- A Brief Review of Social Host Liability in Canada
- January 3, 2017
- Law Firm: Perley-Robertson Hill McDougall LLP/s.r.l. - Ottawa Office
With the holidays drawing near, many social calendars are filling up with work parties, friendly get-togethers, and lavish family dinners. Undoubtedly, much time and effort goes in to planning these occasions. However, hosts ought to take a quick break from cooking their turkeys to consider some torts - not their desserts, but their potential exposure to legal liability!
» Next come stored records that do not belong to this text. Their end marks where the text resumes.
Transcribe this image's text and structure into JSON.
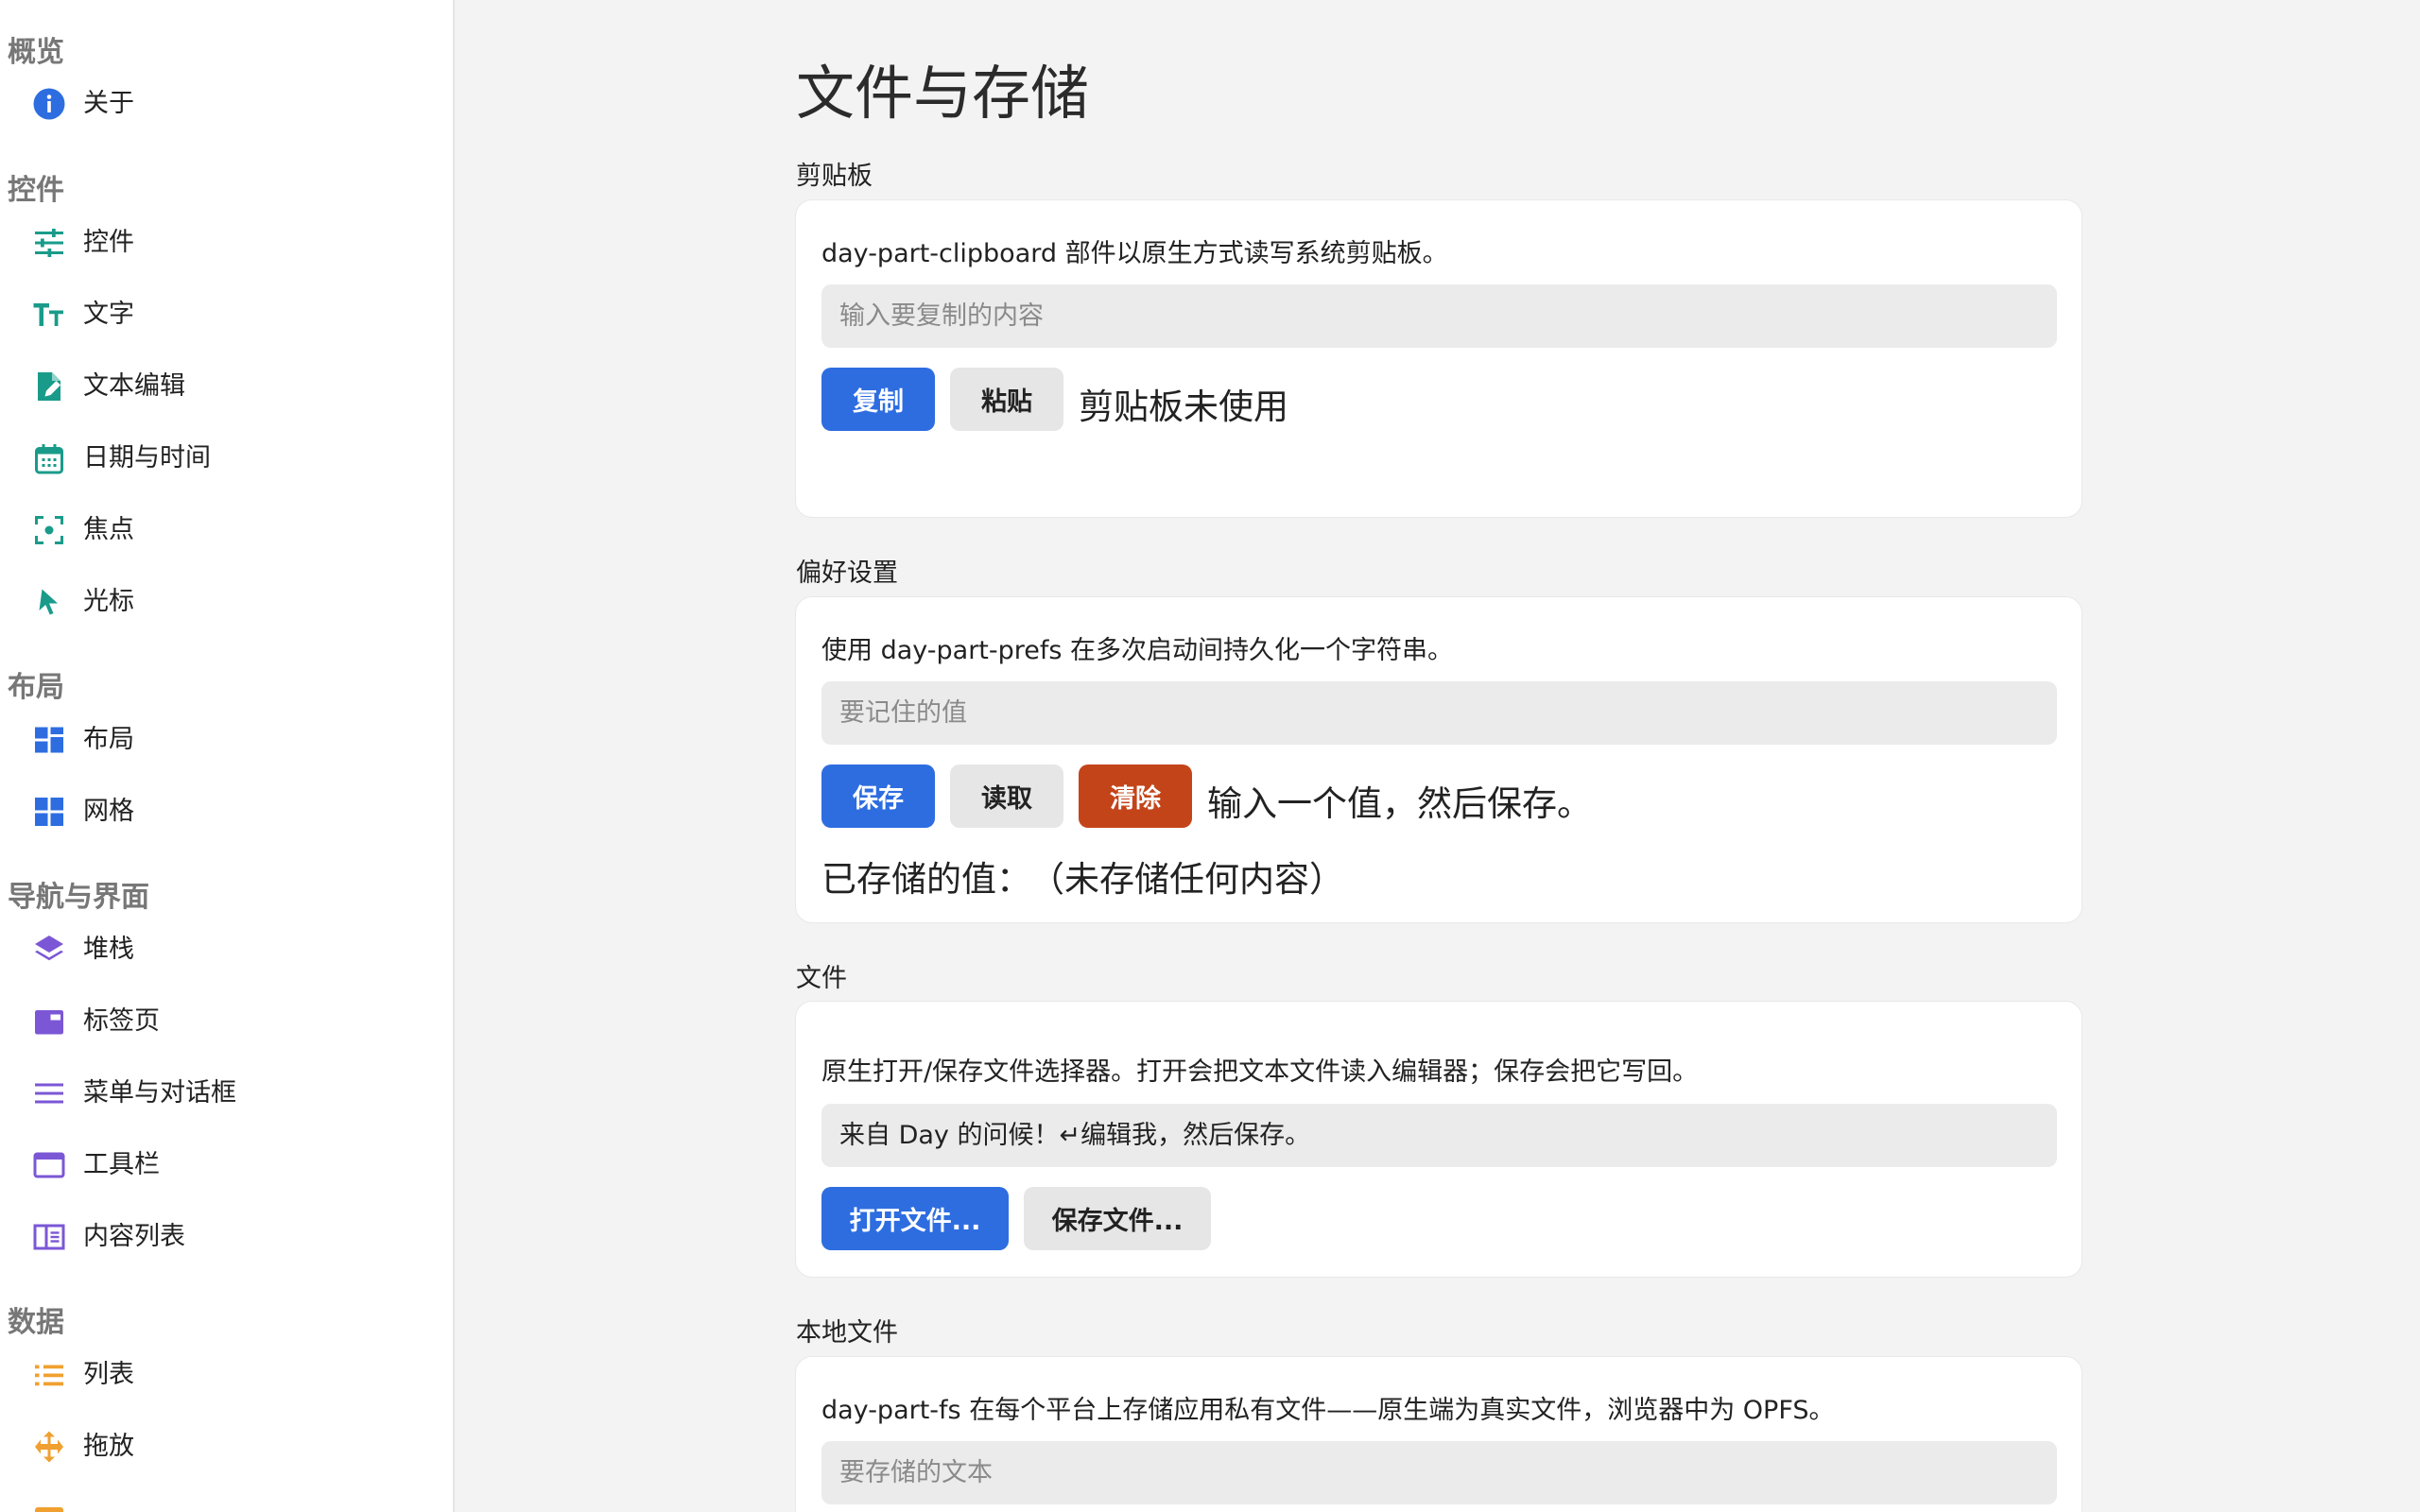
{
  "sidebar": {
    "groups": [
      {
        "label": "概览",
        "items": [
          {
            "label": "关于",
            "icon": "info-icon"
          }
        ]
      },
      {
        "label": "控件",
        "items": [
          {
            "label": "控件",
            "icon": "sliders-icon"
          },
          {
            "label": "文字",
            "icon": "text-size-icon"
          },
          {
            "label": "文本编辑",
            "icon": "file-edit-icon"
          },
          {
            "label": "日期与时间",
            "icon": "calendar-icon"
          },
          {
            "label": "焦点",
            "icon": "focus-icon"
          },
          {
            "label": "光标",
            "icon": "cursor-icon"
          }
        ]
      },
      {
        "label": "布局",
        "items": [
          {
            "label": "布局",
            "icon": "layout-icon"
          },
          {
            "label": "网格",
            "icon": "grid-icon"
          }
        ]
      },
      {
        "label": "导航与界面",
        "items": [
          {
            "label": "堆栈",
            "icon": "stack-icon"
          },
          {
            "label": "标签页",
            "icon": "tabs-icon"
          },
          {
            "label": "菜单与对话框",
            "icon": "menu-icon"
          },
          {
            "label": "工具栏",
            "icon": "toolbar-icon"
          },
          {
            "label": "内容列表",
            "icon": "content-list-icon"
          }
        ]
      },
      {
        "label": "数据",
        "items": [
          {
            "label": "列表",
            "icon": "list-icon"
          },
          {
            "label": "拖放",
            "icon": "drag-icon"
          },
          {
            "label": "",
            "icon": "box-icon"
          }
        ]
      }
    ]
  },
  "main": {
    "title": "文件与存储",
    "clipboard": {
      "section_label": "剪贴板",
      "description": "day-part-clipboard 部件以原生方式读写系统剪贴板。",
      "input_placeholder": "输入要复制的内容",
      "copy_label": "复制",
      "paste_label": "粘贴",
      "status": "剪贴板未使用"
    },
    "prefs": {
      "section_label": "偏好设置",
      "description": "使用 day-part-prefs 在多次启动间持久化一个字符串。",
      "input_placeholder": "要记住的值",
      "save_label": "保存",
      "load_label": "读取",
      "clear_label": "清除",
      "status": "输入一个值，然后保存。",
      "stored_label": "已存储的值：",
      "stored_value": "（未存储任何内容）"
    },
    "files": {
      "section_label": "文件",
      "description": "原生打开/保存文件选择器。打开会把文本文件读入编辑器；保存会把它写回。",
      "editor_value": "来自 Day 的问候！↵编辑我，然后保存。",
      "open_label": "打开文件...",
      "save_label": "保存文件..."
    },
    "local_files": {
      "section_label": "本地文件",
      "description": "day-part-fs 在每个平台上存储应用私有文件——原生端为真实文件，浏览器中为 OPFS。",
      "input_placeholder": "要存储的文本"
    }
  },
  "colors": {
    "primary": "#2d6de0",
    "danger": "#c4441a",
    "teal_icon": "#1a9b8a",
    "blue_icon": "#2d6de0",
    "purple_icon": "#7b57d6",
    "orange_icon": "#f0a030"
  }
}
Many people who have worked in the hospitality industry or who have taken a basic Smart Serve course are familiar with the concept that a server at a restaurant or a bar may be held responsible for over-serving a patron. This responsibility applies to actions the intoxicated patron may later take when off the restaurant premises, and even extends to third parties who may be harmed by the intoxicated patron. However, fewer people understand the legal obligations of social hosts - that is, individuals who entertain guests on their private property, without a motive of profit.
A few years ago, the Supreme Court of Canada dealt with the issue of social host liability in the context of a Bring-Your-Own-Booze (“BYOB”) party. In Childs v Desormeaux, 2006 SCC 18, the host was not held liable for an intoxicated guest subsequently getting into a motor vehicle accident and injuring a third party. In coming to this decision, the Court specifically distinguished commercial hosts from social hosts. The Court also relied on the fact that this was a BYOB party; the host was not trained to ascertain levels of intoxication; and, the guests were not expecting or reasonably relying on the supervision of the host.
However, this does not mean that social hosts are completely off the hook. The Court suggested that the outcome of this case could have been different if the social host had taken positive actions that contributed to the dangerous situation (for example, actively serving a guest alcohol, when the host was aware the guest was intoxicated and would be driving home soon). As such, the Childs case should not be taken to stand for the general proposition that social host liability does not exist in Canada. Reasonable caution should still be taken.
To better protect themselves, hosts should consider keeping a watchful eye on their guests’ consumption, especially if the party is not BYOB. Hosts can also encourage guests to use public transportation to get home. In some cases, it may even be responsible to confiscate an intoxicated individual’s car keys to prevent them from diving home drunk.
Ultimately, the key to a successful, liability-free holiday season is acting reasonably! Be smart, be safe, and be merry!